小説 川崎サイト

 

しばらく空間の道


 しばらく、というのはよくある。どの期間、どの間隔なのかは分からない。昨日行った場所なら、しばらくぶりとは言わないだろう。だから、それよりも遠い日。これは曖昧で、何十年前でもしばらくだし、一週間前でもしばらく。
 また、五分とか十分の経過でも、しばらくして、ということもある。
 吉村はその間隔でいけば、それほど大昔ではない久しぶり、しばらくぶりの道を通っていた。ひと月かふた月ぶりだろうか。一度通ると、翌日はしばらくではなくなる。昨日というのはかなり近い。ついこの前よりも。
 吉村はたまにそういうしばらくぶりの通りに出ることがある。用事があれば別だが、ないときは意識しないと行けない。しばらくぶりなので、行ってみようという気持ち。まあ、それがあっても時間がないとか、それどころではないとかで、なかなか行けるものではない。また、その気も滅多に湧かないだろう。
 それがその日、沸いた。行ってみようという気持ちが。
 それは、その通りに出る手前まで用事で来ていたため。また家を出るとき、そこまで出るのなら、そのまま行けば、久しぶりのところへ行けることを考えたからだ。
 用事は大したことはない。事務的なこと。嫌な用事ではないが、面倒な用事。そういうときほど、それが終わってから虚構へ出たい。久しぶりの道が虚構でも亜空間でも桃源郷でもないが、そういうのを入れたくなる。用事ではなく、一寸した浮き世離れなこと。
 久しぶりの道を通るだけで浮き世からは浮かないが、余計なことがしたいのだろう。
 有為なことをしたあとは、無為なことがしたい。これは吉村の癖のようなもので、ただの性分だろう。有為なことをしたあとは、さらに有為なことを重ねるタイプもいるだろう。
 吉村が用事後、すっと入り込んだ通りは、ただの住宅地の中の道。しかし、昔の村道のようで、細いが長く続いている。その沿道も、村時代の置き石とかがある。軒下に漬物石より大きな石が置かれている。これは持ち上げて移動させるのは大変だろう。
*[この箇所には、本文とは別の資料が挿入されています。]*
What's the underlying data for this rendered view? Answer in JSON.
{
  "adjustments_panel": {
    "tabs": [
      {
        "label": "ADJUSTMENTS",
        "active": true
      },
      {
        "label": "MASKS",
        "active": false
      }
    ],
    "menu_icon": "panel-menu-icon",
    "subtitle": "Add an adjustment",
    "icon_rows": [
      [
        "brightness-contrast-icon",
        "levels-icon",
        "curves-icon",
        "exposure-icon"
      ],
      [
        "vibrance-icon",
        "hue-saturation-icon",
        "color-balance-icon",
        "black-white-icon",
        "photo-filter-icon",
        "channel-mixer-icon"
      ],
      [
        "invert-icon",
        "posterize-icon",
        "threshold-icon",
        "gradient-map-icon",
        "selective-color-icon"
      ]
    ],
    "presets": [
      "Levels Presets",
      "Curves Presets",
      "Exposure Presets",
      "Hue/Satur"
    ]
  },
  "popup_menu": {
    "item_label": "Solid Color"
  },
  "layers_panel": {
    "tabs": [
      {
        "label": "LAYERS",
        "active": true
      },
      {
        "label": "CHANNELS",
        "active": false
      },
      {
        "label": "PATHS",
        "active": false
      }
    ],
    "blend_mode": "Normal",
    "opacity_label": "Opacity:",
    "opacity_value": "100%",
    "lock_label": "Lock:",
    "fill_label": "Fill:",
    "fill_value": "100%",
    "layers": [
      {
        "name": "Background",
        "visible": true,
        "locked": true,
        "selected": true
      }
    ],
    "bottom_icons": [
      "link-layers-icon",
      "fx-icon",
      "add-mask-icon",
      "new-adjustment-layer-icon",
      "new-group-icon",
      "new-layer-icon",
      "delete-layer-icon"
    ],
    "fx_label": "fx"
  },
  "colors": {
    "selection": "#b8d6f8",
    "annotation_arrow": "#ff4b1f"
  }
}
何かの用途があったはず。そういうのが狭い通りの路肩にポツンとあったりする。角にあるのは車除けかもしれない。曲がりきれなくて、擦られるのを嫌うため。それは最近のものかもしれない。
 そういった昔の痕跡が一つでもあれば、道の印象が違う。そして立て替えないまま残っている農家もある。祠もある。
 吉村にとり、ここは異郷なのだ。
 どうして、そこへ入り込むのか。それは無為のため。あまり沿道風景に特徴がありすぎると、目立ちすぎ、有為になってしまう。何かありそうなためだ。その欠片が少しある程度では、有為にならない。刺激も少ないが、ゆったりできる。
 しかし、この通り、しばらくぶりが短すぎると駄目で、ある程度間隔を空ける方が好ましい。毎日だともう日常内に取り込まれ、違和感もなくなる。
 吉村はその通りや町とは何の関係もない。ただの通行人。
 刺激はありすぎてもいけないし、なさ過ぎてもいけない。
 吉村はそこで、何かを得るわけではないが、それなりのものをじんわりと得ているのかもしれない。